しかしながら山口個人はまったく心配していませんでした。
正直自分の予想を上回るくらい下ブレた結果ではありましたが、中学の頃から大学受験を見越した指導をさせていただけていたこと(もちろん、そのことに本人もご両親もご理解してくれていたこと)、そして何よりも、本人が不屈の精神を持っていたので、最終的には必ず上がると確信していました。
そして先日最新の結果を持ってきてくれたのですが・・・しまったー!山口としたことが本人確認を取っていなかった!
というわけで、次回確認を取らせてもらったら、刈谷高校1年生の頃の成績と、最新のものを紹介させていただけたらと思います。
よく聞く話ではあると思いますが、『刈谷高校や西尾高校に合格したけど、周りのレベルにまったくついていけなくなってしまった・・・。』という類の内容を耳にすると思います。
当たり前の話ではありますが、岡崎高校や刈谷高校は、各中学校の上位1~3%くらいまで、西尾高校なら上位の5~10%くらいまでが集まってくるわけですが、その中にも序列はもちろんあって、岡高、刈高、西高で成績トップの者もいれば当然ビリの生徒だっているのです。
その明暗を分けるのは大きく二つ。
ゴールを先の大学受験に設定しているか、また自分の予想よりも悪い結果が出ても、心を折られずに修正していける精神力を持っているかの2点です。
運悪く高校受験に合格するだけの指導を受けてしまったとしても、心配はありません。
有限ではありますが、高校3年間という時間を有効に使えたならば、その後れはしっかりと取り戻すことができます(もちろん、それが高校2年生、3年生と遅れるほど、その負荷は大きくなっていくことは言うまでもありません)。
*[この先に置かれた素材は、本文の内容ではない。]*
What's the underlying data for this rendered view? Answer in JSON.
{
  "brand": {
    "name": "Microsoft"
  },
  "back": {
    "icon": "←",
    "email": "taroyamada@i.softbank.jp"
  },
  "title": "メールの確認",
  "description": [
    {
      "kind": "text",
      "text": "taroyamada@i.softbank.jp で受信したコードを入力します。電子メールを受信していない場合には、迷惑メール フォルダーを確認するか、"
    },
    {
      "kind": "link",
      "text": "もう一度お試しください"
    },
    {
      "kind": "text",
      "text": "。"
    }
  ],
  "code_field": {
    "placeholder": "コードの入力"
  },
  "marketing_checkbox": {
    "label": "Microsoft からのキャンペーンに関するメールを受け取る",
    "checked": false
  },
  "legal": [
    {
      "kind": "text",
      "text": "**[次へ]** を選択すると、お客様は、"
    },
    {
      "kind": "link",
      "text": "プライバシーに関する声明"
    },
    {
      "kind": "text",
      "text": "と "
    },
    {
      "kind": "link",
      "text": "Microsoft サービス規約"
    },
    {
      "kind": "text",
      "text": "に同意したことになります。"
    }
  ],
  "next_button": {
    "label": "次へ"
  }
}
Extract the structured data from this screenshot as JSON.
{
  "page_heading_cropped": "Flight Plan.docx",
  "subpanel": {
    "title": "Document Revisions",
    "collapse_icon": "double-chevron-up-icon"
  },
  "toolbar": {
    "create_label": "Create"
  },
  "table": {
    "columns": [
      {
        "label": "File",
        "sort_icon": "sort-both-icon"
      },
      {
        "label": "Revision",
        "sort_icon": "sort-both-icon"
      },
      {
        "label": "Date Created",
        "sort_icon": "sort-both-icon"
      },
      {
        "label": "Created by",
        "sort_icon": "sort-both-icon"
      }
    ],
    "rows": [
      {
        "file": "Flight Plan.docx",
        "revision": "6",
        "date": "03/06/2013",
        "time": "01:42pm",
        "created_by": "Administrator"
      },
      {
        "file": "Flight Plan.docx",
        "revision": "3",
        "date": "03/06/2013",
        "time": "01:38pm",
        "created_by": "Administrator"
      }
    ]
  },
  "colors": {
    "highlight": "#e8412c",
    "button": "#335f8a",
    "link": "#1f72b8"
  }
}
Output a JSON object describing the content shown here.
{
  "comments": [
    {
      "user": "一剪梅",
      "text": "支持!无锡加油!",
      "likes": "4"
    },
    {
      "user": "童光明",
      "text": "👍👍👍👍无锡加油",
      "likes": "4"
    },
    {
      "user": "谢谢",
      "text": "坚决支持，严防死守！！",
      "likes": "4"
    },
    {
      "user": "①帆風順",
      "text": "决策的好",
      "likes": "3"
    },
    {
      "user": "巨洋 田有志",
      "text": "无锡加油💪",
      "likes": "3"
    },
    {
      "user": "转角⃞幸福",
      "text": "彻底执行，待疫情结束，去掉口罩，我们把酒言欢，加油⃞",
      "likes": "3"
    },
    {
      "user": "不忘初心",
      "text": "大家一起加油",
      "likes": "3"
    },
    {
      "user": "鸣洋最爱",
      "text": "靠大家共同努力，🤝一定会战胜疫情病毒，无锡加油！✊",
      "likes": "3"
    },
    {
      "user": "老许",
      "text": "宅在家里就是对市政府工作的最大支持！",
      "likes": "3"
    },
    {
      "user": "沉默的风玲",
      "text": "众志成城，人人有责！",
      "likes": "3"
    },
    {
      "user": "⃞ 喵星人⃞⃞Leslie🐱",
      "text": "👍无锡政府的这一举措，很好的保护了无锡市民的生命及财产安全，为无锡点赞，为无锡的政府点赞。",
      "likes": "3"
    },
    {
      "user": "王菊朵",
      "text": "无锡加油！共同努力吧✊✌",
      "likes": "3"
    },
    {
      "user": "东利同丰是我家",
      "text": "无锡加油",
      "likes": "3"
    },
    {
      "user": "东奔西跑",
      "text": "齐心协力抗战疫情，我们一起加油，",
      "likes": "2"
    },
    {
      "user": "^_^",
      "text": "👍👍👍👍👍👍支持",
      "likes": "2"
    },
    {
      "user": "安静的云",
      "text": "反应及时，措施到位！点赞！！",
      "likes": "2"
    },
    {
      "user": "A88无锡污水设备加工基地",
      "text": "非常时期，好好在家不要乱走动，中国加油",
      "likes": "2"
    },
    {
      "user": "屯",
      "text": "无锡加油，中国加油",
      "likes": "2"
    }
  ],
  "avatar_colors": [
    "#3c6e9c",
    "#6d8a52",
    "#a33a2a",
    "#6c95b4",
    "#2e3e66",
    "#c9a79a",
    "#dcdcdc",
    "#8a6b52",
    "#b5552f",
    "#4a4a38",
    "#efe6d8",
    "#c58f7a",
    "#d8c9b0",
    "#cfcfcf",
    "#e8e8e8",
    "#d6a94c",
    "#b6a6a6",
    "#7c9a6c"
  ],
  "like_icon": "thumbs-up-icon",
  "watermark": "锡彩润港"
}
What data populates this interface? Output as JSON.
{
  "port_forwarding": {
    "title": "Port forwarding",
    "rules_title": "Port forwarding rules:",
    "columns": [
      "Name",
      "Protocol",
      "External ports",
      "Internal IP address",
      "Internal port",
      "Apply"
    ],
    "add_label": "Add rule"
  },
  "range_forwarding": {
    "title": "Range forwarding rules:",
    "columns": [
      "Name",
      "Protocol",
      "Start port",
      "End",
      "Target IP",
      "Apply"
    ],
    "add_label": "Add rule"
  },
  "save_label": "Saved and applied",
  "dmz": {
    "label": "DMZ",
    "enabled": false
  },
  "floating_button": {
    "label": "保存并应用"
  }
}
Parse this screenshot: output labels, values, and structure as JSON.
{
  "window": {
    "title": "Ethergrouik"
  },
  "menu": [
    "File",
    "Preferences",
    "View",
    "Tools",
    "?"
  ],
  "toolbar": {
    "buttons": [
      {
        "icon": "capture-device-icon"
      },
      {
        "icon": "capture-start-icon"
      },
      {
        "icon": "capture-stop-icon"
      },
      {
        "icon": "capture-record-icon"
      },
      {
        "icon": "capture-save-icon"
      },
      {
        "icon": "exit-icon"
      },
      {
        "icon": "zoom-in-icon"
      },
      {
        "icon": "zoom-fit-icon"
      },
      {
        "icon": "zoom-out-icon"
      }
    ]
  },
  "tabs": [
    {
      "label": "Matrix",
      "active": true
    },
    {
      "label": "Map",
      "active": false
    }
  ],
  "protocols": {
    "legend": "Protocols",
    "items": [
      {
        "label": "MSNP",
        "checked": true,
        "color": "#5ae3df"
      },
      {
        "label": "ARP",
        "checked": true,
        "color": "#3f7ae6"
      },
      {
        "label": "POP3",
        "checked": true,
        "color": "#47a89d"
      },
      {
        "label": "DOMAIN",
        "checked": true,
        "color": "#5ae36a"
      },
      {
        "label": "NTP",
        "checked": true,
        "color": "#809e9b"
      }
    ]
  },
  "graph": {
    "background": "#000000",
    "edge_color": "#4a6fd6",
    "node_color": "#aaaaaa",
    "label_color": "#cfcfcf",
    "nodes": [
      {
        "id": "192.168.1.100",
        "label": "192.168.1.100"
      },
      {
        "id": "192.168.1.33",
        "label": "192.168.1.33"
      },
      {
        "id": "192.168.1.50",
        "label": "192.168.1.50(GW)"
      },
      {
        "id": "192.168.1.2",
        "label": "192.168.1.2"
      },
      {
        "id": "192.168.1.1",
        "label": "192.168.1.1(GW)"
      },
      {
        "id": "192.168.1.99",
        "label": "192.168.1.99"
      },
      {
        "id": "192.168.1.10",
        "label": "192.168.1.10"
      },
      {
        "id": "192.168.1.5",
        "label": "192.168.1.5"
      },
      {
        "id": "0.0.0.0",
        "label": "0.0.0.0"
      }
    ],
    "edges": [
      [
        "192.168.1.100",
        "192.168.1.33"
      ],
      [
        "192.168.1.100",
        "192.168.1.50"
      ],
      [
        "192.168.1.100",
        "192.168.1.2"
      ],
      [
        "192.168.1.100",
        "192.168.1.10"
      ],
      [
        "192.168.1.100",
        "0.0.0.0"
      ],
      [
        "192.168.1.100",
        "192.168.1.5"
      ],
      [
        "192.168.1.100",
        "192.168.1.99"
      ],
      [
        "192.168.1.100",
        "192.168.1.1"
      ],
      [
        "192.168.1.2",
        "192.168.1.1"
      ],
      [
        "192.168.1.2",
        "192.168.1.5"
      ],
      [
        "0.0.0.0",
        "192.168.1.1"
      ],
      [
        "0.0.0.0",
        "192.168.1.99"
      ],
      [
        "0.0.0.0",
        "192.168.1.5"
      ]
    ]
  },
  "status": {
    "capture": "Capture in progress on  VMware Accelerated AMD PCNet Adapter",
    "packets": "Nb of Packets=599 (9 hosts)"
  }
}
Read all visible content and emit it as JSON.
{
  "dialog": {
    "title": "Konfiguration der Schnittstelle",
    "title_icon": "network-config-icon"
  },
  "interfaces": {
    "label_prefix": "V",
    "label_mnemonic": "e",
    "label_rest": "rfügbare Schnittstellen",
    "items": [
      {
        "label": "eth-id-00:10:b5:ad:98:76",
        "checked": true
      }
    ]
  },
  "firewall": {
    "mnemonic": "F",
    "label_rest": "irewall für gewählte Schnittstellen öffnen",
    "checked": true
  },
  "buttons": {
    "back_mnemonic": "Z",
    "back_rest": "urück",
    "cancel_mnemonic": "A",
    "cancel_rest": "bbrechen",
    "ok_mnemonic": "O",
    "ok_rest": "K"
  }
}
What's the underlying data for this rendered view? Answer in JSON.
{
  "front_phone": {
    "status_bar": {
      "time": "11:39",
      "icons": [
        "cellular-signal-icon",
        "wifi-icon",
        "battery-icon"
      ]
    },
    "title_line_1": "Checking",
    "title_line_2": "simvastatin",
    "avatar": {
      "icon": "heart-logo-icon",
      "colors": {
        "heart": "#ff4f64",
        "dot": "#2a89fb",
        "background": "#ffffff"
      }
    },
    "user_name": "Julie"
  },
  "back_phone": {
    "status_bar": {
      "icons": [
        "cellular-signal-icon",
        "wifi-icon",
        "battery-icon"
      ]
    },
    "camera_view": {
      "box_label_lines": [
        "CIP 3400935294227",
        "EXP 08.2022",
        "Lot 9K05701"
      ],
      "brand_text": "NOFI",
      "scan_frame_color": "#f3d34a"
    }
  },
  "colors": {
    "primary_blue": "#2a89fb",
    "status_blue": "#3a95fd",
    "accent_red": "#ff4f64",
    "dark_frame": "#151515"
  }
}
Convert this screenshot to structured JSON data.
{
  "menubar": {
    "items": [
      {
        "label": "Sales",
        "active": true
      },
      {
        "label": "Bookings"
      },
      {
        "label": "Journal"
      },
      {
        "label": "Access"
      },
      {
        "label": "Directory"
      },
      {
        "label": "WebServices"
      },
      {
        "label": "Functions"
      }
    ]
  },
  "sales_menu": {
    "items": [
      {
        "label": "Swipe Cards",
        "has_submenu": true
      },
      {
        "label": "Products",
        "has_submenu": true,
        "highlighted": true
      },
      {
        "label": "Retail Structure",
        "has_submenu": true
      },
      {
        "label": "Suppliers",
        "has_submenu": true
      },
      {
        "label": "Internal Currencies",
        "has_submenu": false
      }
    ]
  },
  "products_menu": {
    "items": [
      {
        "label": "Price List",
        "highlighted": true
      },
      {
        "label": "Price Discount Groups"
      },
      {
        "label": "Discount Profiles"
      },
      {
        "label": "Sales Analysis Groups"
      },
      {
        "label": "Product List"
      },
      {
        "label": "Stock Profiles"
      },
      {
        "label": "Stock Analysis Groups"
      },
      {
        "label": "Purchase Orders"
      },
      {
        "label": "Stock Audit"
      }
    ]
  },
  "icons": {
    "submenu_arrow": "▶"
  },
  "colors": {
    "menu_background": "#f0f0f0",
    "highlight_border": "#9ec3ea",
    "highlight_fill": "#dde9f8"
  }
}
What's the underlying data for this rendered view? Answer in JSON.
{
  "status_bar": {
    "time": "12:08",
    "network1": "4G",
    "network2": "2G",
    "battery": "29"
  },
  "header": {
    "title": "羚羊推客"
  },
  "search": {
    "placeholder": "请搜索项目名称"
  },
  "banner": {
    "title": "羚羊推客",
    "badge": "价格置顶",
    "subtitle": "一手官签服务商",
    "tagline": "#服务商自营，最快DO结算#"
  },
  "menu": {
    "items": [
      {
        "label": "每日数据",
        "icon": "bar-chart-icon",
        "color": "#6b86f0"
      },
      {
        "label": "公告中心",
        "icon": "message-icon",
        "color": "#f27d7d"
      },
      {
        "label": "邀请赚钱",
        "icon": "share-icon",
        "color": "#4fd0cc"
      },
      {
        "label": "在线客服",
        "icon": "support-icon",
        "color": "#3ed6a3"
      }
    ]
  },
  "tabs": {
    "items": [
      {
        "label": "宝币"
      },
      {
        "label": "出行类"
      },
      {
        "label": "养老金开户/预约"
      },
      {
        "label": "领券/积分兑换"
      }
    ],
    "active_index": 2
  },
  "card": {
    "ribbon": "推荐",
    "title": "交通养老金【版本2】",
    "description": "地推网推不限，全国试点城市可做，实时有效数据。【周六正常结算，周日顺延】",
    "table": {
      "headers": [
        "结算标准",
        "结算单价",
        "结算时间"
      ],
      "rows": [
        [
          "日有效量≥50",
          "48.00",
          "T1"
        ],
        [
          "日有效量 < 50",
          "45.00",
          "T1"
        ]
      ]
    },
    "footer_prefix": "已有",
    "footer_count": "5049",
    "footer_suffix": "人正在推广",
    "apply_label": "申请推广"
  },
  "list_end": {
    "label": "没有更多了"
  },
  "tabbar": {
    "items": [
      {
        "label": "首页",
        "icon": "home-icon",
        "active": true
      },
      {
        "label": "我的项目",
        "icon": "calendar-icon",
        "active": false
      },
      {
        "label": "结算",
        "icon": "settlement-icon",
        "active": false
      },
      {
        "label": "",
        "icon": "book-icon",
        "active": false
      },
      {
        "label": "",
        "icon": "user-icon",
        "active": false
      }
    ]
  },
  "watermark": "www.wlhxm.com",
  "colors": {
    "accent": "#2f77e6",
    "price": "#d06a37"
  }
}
ただし悪い習慣というものは、長い時間がかかっていればいるほど、矯正するのにも比例して長い時間が必要となるのです。
スポーツや楽器と同じです。
新しい高度な技術を伝えることよりも、間違って身に着けてしまった悪いクセを修正することの方が、はるかに大変なのです。
それはもう『百害あって一利なし』です。
進学校に進もうとしている中学生のみなさん、また進学校に進んだはいいが大きな壁にぶつかってしまった高校生のみなさん、みなさんはもちろん最終ゴールは大学合格のはずです。
もしも今の結果や学習法に疑問を感じているのであれば、今が何かを変えなければならない時なのかもしれません。
さて最後に、今回紹介した刈高生の男の子は、全国偏差値は70を超えてはいますが、先に述べた通り、高校に入学してからしばらくは、なかなか結果が出ずに苦しい思いをしたのです。
『〇〇高生だから成績がいいのは当たり前じゃん!』なんて思わないでほしいのです。
彼は西尾市内には住んでいないので、毎日塾に来れるわけではないのですが、毎週土曜日は受験生よりも誰よりも早く教室にきて、最終最後の22時に帰宅するというルーティンを、入塾以来一度たりとも欠かしたことがないということを最後に付け足しておきます(模試の日は除く)。
自分の結果が芳しくなかったのなら、間違った指導法で教わっていない限り、ほとんどはただの学習不足です。
まずは本当に自分の学習量が足りているのかいないのか、真剣に考えてみてください。
・・・と、相も変わらず長い文章になりましたが、本日も一日頑張りましょう!